Norme de contrôle judiciaire

[16]            Le juge Tremblay-Lamer dans Costiuc c. Canada (Procureur général), [1999] A.C.F. no 241 a défini la norme applicable dans l'espèce :

[6] Le rôle de la section d'appel est de s'assurer que la CNLC s'est conformée à la Loi et à ses politiques, qu'elle a respecté les règles de justice fondamentale et que ses décisions sont basées sur des renseignements pertinents et fiables. Ce n'est que dans la mesure où ses conclusions sont manifestement déraisonnables que l'intervention de cette Cour est justifiée.


Application - Renseignement

[17]       L'article 129(3) de la Loi prévoit qu'une décision de cette nature peut être prise moins de six mois avant la date prévue pour la libération d'office quand la conclusion se fonde sur la conduite du délinquant ou sur des renseignements obtenus pendant ces six mois.

[18]       En commençant par le fait que lquipe de gestion du demandeur a considéré que l'assignation à résidence constituerait la mesure la moins restrictive possible dans son cas, il est clair que le risque demeurait acceptable pour la communauté. Après une révision du dossier et après avoir lu tous les rapports psychologiques et autres, il est raisonnable que cette mesure est nécessaire et compatible avec la conduite du demandeur. Alors, à partir du moment que le demandeur a mentionné qu'il n'avait pas l'intention de se plier à cette condition, le risque devenait inassumable.

Le fait nouveau

[19]       Ce fait était déjà mentionné par le demandeur à plusieurs reprises, mais sans la conviction qu'il la fait devant les agents de police et devant son agent de libération. Ceci a été corroboré par son épouse.
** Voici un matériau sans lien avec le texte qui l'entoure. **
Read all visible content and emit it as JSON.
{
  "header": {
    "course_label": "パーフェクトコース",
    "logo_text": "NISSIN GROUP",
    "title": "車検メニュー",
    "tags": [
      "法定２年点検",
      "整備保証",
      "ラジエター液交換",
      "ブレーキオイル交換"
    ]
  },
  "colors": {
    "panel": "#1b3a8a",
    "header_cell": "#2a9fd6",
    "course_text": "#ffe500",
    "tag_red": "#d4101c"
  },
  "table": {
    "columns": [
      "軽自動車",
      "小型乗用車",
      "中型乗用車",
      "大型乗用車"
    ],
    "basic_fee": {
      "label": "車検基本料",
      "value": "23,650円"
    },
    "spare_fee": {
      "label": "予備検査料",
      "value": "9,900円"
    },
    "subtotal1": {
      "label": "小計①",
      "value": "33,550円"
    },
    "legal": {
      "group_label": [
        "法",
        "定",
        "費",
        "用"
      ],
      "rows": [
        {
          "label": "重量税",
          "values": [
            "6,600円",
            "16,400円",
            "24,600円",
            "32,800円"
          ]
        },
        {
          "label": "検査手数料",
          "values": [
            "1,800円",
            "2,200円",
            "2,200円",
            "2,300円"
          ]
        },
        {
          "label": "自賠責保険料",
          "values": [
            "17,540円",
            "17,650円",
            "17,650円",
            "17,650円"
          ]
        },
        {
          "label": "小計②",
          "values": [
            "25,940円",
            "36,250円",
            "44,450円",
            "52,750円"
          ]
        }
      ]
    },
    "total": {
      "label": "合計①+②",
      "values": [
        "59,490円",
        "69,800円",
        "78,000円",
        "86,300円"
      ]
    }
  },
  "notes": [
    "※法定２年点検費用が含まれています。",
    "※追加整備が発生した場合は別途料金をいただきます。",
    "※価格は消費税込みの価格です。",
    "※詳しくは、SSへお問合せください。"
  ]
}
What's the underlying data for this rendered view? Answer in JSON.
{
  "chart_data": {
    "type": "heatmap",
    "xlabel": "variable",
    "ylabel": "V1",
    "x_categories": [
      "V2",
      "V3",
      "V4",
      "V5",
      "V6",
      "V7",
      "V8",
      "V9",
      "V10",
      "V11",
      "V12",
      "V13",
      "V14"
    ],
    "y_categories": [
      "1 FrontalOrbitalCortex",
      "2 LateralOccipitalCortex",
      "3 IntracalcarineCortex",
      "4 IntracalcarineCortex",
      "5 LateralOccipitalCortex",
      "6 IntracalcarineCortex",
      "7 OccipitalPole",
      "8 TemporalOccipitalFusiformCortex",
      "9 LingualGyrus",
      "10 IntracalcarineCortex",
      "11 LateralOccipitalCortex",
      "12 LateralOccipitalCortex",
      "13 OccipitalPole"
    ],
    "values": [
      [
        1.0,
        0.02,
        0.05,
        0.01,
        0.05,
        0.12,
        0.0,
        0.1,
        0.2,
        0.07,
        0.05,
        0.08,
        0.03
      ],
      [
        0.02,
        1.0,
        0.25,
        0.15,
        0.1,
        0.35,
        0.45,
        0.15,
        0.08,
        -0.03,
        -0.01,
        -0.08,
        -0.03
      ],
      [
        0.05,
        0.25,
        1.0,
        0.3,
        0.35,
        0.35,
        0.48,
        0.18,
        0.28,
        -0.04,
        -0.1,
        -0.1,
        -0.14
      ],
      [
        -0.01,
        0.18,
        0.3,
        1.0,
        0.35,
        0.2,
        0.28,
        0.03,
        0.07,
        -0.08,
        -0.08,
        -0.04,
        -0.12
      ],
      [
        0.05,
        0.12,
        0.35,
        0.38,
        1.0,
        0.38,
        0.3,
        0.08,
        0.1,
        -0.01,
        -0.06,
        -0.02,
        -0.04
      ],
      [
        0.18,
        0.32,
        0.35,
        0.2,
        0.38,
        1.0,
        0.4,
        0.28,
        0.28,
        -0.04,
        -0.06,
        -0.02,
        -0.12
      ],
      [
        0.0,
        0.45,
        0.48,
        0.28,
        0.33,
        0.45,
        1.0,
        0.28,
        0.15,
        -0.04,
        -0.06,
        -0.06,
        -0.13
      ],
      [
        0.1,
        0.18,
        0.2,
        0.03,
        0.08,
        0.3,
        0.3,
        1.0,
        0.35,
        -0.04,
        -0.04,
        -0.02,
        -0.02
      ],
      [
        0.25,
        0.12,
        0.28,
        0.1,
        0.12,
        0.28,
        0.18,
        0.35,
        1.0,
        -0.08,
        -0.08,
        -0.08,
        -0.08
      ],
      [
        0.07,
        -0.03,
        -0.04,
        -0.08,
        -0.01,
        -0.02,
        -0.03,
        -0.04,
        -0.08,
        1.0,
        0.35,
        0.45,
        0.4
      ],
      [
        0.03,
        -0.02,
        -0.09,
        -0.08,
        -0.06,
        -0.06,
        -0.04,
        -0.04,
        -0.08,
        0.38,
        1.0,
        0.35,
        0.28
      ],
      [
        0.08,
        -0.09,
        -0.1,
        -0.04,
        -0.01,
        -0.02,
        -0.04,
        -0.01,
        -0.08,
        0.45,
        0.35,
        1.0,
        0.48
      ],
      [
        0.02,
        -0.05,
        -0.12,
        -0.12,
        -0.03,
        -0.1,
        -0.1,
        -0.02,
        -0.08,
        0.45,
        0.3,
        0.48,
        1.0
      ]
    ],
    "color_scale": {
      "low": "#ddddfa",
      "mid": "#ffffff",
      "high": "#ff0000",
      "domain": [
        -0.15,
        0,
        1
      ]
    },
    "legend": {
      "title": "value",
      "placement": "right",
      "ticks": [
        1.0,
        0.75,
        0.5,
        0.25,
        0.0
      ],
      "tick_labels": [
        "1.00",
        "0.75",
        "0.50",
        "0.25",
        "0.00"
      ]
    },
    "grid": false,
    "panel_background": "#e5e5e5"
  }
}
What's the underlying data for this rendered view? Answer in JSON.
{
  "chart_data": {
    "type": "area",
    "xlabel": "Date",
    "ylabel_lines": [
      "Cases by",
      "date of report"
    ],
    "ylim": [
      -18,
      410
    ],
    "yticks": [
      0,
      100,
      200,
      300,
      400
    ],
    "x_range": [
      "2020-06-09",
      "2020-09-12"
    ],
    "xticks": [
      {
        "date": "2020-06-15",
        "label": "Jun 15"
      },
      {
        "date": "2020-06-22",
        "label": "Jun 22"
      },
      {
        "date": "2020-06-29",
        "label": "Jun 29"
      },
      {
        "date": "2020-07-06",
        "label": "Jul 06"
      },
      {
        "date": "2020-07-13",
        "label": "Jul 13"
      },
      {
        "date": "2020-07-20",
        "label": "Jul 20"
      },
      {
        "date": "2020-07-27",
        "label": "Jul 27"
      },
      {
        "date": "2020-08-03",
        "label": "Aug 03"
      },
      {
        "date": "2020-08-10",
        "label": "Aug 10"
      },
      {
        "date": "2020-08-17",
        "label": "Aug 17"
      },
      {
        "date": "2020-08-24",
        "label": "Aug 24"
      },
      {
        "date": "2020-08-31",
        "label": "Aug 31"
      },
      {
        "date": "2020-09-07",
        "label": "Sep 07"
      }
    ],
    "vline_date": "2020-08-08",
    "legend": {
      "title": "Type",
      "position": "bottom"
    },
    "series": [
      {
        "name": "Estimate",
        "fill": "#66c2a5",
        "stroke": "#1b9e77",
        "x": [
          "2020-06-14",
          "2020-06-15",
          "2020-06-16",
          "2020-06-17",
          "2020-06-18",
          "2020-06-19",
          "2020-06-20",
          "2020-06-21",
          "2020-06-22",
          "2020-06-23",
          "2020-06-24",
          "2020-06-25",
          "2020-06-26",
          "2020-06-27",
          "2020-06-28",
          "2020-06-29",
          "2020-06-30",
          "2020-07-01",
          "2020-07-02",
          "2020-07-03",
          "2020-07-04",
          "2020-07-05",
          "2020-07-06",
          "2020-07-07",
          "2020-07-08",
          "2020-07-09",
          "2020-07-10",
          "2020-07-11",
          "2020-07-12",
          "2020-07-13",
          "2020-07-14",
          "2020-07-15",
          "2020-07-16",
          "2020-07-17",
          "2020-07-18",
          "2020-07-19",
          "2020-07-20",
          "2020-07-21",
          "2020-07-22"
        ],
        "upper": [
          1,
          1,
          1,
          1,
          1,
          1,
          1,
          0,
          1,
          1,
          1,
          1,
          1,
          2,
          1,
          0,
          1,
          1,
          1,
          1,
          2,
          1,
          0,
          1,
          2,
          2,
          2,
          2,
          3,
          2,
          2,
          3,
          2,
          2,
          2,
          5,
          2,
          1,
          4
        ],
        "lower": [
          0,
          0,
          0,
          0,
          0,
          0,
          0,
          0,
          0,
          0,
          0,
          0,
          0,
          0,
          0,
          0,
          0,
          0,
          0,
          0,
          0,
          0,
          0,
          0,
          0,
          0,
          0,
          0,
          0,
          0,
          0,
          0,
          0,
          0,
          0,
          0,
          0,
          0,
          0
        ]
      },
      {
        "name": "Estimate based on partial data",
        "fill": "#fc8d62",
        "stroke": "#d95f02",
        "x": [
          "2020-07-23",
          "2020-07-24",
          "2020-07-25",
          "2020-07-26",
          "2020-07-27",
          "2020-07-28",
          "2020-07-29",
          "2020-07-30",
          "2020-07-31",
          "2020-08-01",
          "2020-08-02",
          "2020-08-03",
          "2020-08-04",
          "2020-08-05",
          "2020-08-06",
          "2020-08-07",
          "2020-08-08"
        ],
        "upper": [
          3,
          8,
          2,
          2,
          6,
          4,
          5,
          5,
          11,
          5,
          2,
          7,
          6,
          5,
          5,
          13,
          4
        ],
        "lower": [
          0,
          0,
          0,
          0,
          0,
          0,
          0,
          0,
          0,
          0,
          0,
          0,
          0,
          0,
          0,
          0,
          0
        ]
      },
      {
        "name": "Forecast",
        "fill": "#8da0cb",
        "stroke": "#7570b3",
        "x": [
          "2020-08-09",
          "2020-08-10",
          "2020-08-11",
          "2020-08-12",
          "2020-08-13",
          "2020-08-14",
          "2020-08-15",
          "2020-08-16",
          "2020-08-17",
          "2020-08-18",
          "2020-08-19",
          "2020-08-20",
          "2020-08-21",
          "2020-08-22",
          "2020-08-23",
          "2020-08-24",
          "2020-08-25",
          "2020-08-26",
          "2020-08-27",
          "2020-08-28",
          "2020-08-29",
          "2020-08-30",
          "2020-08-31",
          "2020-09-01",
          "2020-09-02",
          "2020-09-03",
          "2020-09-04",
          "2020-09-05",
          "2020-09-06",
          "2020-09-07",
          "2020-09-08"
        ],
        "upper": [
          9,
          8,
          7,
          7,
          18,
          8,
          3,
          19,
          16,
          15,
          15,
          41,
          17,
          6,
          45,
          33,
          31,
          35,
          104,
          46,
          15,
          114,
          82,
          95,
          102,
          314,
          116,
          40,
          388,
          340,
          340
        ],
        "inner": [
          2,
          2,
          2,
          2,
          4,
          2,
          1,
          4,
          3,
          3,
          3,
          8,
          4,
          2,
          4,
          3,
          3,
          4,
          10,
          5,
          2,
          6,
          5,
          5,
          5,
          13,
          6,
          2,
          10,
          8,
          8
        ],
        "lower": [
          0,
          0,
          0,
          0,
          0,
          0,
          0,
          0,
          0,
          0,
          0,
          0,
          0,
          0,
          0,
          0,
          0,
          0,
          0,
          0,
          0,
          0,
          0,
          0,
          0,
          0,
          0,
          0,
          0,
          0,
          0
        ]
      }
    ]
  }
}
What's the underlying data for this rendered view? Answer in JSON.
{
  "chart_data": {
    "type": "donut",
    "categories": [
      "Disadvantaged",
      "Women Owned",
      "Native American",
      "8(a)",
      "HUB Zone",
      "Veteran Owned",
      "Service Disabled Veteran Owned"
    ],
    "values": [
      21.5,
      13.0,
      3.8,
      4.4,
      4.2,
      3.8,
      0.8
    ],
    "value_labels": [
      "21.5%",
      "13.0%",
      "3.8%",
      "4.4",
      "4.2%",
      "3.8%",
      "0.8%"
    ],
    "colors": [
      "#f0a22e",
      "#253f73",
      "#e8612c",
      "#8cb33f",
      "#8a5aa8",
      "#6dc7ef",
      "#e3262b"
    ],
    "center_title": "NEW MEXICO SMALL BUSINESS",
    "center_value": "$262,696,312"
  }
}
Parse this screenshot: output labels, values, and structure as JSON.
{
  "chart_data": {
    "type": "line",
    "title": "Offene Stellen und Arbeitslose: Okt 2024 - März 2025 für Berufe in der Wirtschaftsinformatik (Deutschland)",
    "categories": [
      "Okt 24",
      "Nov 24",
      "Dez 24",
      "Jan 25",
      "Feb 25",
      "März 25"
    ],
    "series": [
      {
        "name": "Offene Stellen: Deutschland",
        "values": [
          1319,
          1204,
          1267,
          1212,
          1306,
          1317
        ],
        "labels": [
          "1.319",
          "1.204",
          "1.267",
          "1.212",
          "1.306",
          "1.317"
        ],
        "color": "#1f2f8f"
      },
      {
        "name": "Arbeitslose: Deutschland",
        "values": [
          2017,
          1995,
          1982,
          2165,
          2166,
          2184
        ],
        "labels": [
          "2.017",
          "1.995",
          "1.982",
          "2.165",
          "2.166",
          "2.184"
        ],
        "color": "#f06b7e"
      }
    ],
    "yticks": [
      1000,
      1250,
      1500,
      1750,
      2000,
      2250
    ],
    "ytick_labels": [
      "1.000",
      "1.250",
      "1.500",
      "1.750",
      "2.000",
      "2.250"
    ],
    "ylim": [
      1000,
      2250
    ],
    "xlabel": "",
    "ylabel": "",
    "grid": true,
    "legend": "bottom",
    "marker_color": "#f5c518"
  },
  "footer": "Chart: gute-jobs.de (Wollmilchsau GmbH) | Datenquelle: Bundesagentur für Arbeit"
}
En parlant des informations nouvelles datées du 18 et 20 mars 2003, à la page 6 du Dossier du demandeur, il écrit :"D'emblée le demandeur admet qu'il s'agissait dléments nouveaux..." Alors, le demandeur ne peut prétendre que ces informations ne sont pas nouvelles.


[20]       En ce qui concerne l'argument du demandeur qu'il ne suffit pas d'avoir n'importe quel information, mais qu'il doit s'agir d'informations qui démontrent que le demandeur va commettre un crime grave, on doit noter les paragraphes 13 et 14 de l'Instructions Permanentes (700-19), Maintien en Incarcération et le Manuel des politiques Vol. 1 No. 6, où il est écrit ce qui suit :

Voici des exemples de renseignements qui peuvent être considérés comme nouveaux :

   1. l'obtention, d'une source à l'extérieur du Service, de précisions qui n'étaient pas disponibles auparavant sur les activités criminelles du délinquant dans la collectivité (p. ex. un rapport d'enquête policière);

   2. des déclarations d'un tiers (p. ex. de la conjointe ou d'un ancien complice) indiquant que le délinquant a proféré des menaces de mort ou de dommage grave à son endroit, qu'il est encore impliqué dans des activités liées à la drogue ou qu'il prévoit commettre une infraction grave en matière de drogue;

   3. un changement de circonstances mettant en cause la viabilité du projet de sortie du délinquant;

   4. les résultats d'une nouvelle évaluation psychologique ou psychiatrique.

Dans de telles situations, il se peut que les nouveaux renseignements, pris isolément, ne soient pas probants et ne permettent pas de conclure à la présence de motifs raisonnables de croire que le délinquant commettra avant l'expiration légale de sa peine, une infraction causant la mort ou un dommage grave à une autre personne, une infraction d'ordre sexuel à l'égard d'un enfant ou une infraction grave en matière de drogue, mais ils peuvent par contre constituer le facteur décisif lorsqu'ils sont reliés à d'autres éléments ou schèmes de comportement dans les antécédents du délinquant. [non souligné dans l'original]

[21]       Or, dans le cas en l'espèce, le changement de circonstances est le fait que le demandeur a


mentionné qu'il n'avait pas l'intention de se plier à une assignation à residence pendant sa liberation d'office. Pris en isolement, ce fait ne permet pas de conclure à la présence de motifs raisonnables de croire que le délinquant commettra, avant l'expiration légale de sa peine, un crime grave. Par contre, il y a d'autres éléments de comportement dans les antécédents du délinquant qui, dans un sens globale, permet de conclure qu'il y a des motifs raisonnables (Voir Dupuis c. Canada (Procureur générale), [2002] A.C.F. no 667 sur ce sujet). Ces éléments sont des troubles sexuels et de personnalité présentés par le demandeur; de sa fermeture à l'intervention et à recevoir un encadrement en collectivité; de l'imprévisibilité et de l'impulsivité qui caractérisent ses passages à l'acte, ses deux évasions et, entre autres, sa liberté illégale du passé.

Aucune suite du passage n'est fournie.